Change image resolution for Inference? #287

Open nisyad-ms opened 6 months ago

nisyad-ms commented 6 months ago

I noticed that all the images get pre-processed to the img resolution of the config or inherited base config.

Is there an easier way to test images at different resolutions? (compared to directly manipulating base configs)

Thanks

wondervictor commented 6 months ago

Hi @nisyad-ms, modifying configs is easy for training, however, it does not support varying resolutions during inference. To this end, you can try to write a simple "data loading" and replace the default test_pipeline such as

def preprocess(image, size=(640, 640)):
    h, w = image.shape[:2]
    max_size = max(h, w)
    scale_factor = size[0] / max_size
    pad_h = (max_size - h) // 2
    pad_w = (max_size - w) // 2
    pad_image = np.zeros((max_size, max_size, 3), dtype=image.dtype)
    pad_image[pad_h:h + pad_h, pad_w:w + pad_w] = image
    image = cv2.resize(pad_image, size,
                       interpolation=cv2.INTER_LINEAR).astype('float32')
    image /= 255.0
    image = image[None]
    return image, scale_factor, (pad_h, pad_w)

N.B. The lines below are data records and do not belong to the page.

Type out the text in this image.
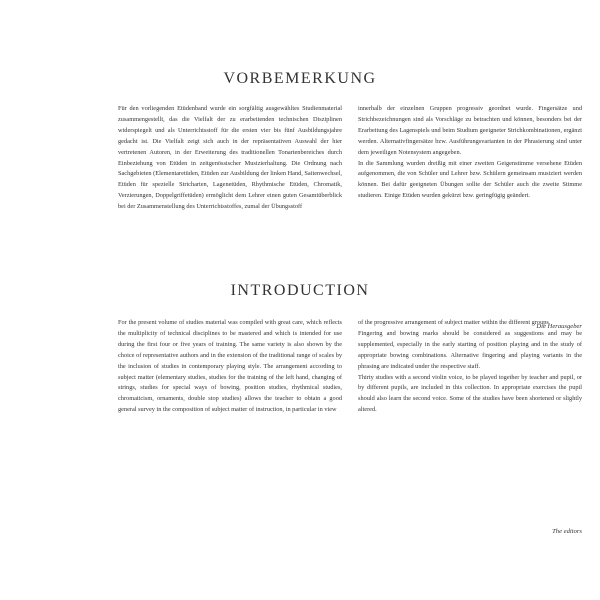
VORBEMERKUNG

Für den vorliegenden Etüdenband wurde ein sorgfältig ausgewähltes Studienmaterial zusammengestellt, das die Vielfalt der zu erarbeitenden technischen Disziplinen widerspiegelt und als Unterrichtsstoff für die ersten vier bis fünf Ausbildungsjahre gedacht ist. Die Vielfalt zeigt sich auch in der repräsentativen Auswahl der hier vertretenen Autoren, in der Erweiterung des traditionellen Tonartenbereiches durch Einbeziehung von Etüden in zeitgenössischer Musizierhaltung. Die Ordnung nach Sachgebieten (Elementaretüden, Etüden zur Ausbildung der linken Hand, Saitenwechsel, Etüden für spezielle Stricharten, Lagenetüden, Rhythmische Etüden, Chromatik, Verzierungen, Doppelgriffetüden) ermöglicht dem Lehrer einen guten Gesamtüberblick bei der Zusammenstellung des Unterrichtsstoffes, zumal der Übungsstoff

innerhalb der einzelnen Gruppen progressiv geordnet wurde. Fingersätze und Strichbezeichnungen sind als Vorschläge zu betrachten und können, besonders bei der Erarbeitung des Lagenspiels und beim Studium geeigneter Strichkombinationen, ergänzt werden. Alternativfingersätze bzw. Ausführungsvarianten in der Phrasierung sind unter dem jeweiligen Notensystem angegeben.

In die Sammlung wurden dreißig mit einer zweiten Geigenstimme versehene Etüden aufgenommen, die von Schüler und Lehrer bzw. Schülern gemeinsam musiziert werden können. Bei dafür geeigneten Übungen sollte der Schüler auch die zweite Stimme studieren. Einige Etüden wurden gekürzt bzw. geringfügig geändert.

Die Herausgeber
INTRODUCTION

For the present volume of studies material was compiled with great care, which reflects the multiplicity of technical disciplines to be mastered and which is intended for use during the first four or five years of training. The same variety is also shown by the choice of representative authors and in the extension of the traditional range of scales by the inclusion of studies in contemporary playing style. The arrangement according to subject matter (elementary studies, studies for the training of the left hand, changing of strings, studies for special ways of bowing, position studies, rhythmical studies, chromaticism, ornaments, double stop studies) allows the teacher to obtain a good general survey in the composition of subject matter of instruction, in particular in view

of the progressive arrangement of subject matter within the different groups.

Fingering and bowing marks should be considered as suggestions and may be supplemented, especially in the early starting of position playing and in the study of appropriate bowing combinations. Alternative fingering and playing variants in the phrasing are indicated under the respective staff.

Thirty studies with a second violin voice, to be played together by teacher and pupil, or by different pupils, are included in this collection. In appropriate exercises the pupil should also learn the second voice. Some of the studies have been shortened or slightly altered.

The editors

And feed the images into the YOLO-World model as image input.

nisyad-ms commented 6 months ago

Thanks @wondervictor !

nisyad-ms commented 6 months ago

@wondervictor - In your opinion, can using an input image of resolution 1280 at inference with the XL model improve the performance (I am benchmarking some datasets)? If I am not wrong the XL model currently has input resolution of 640 at inference?

wondervictor commented 6 months ago

Hi @nisyad-ms, using "X-1280" is more suggested considering the accuracy. However, larger models with high-resolution inputs increases the inference latency.